Page:De Merejkowsky - Le Roman de Léonard de Vinci, 1907.djvu/423

Cette page n’a pas encore été corrigée

— Léonard ne me gênera pas.

Son visage jaune, flasque, aux lèvres fines, rusées et cruelles, s’illumina d’un bon sourire.

Lorsque l’artiste entra dans la galerie, Ludovic continua à jeter le pain et reporta sur lui le sourire avec lequel il contemplait ses cygnes.

Léonard voulut s’agenouiller, mais le duc le retint et le baisa au front.

— Bonsoir. Il y a longtemps que nous ne nous sommes vus. Comment te portes-tu ?

— Je dois remercier Votre Altesse…

— Eh ! finis ! N’es-tu pas digne d’autres cadeaux ? Attends, le moment viendra où je saurai te récompenser selon tes services.

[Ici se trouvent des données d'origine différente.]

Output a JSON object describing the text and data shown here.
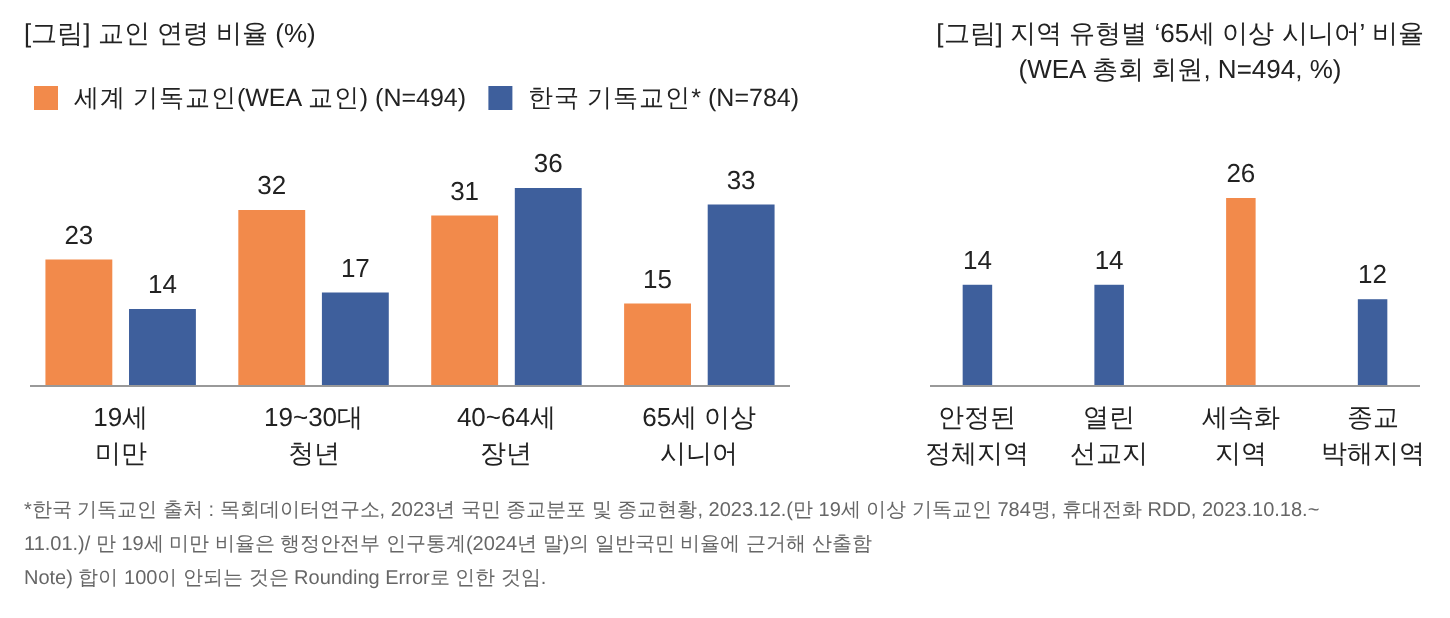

Il questionna le maître sur ses travaux, inventions et projets, cherchant exprès ceux qui lui paraissaient les plus irréalisables : la cloche à plongeur, les patins à naviguer, la machine volante. Dès que Léonard abordait la question sérieuse : la fortification du palais, le canal, la fonte du monument Sforza, de suite il détournait la conversation avec un air ennuyé et dégoûté.

Subitement il devint pensif, ce qui lui arrivait souvent depuis quelques mois, se tut, pencha la tête avec une expression si détachée qu’il semblait avoir oublié son interlocuteur. Léonard prit congé.

— Allons, adieu, adieu ! dit distraitement le duc ; mais lorsque l’artiste fut à la porte, il le rappela, s’approcha de lui, lui posa ses deux mains sur les épaules et le fixa d’un long et triste regard.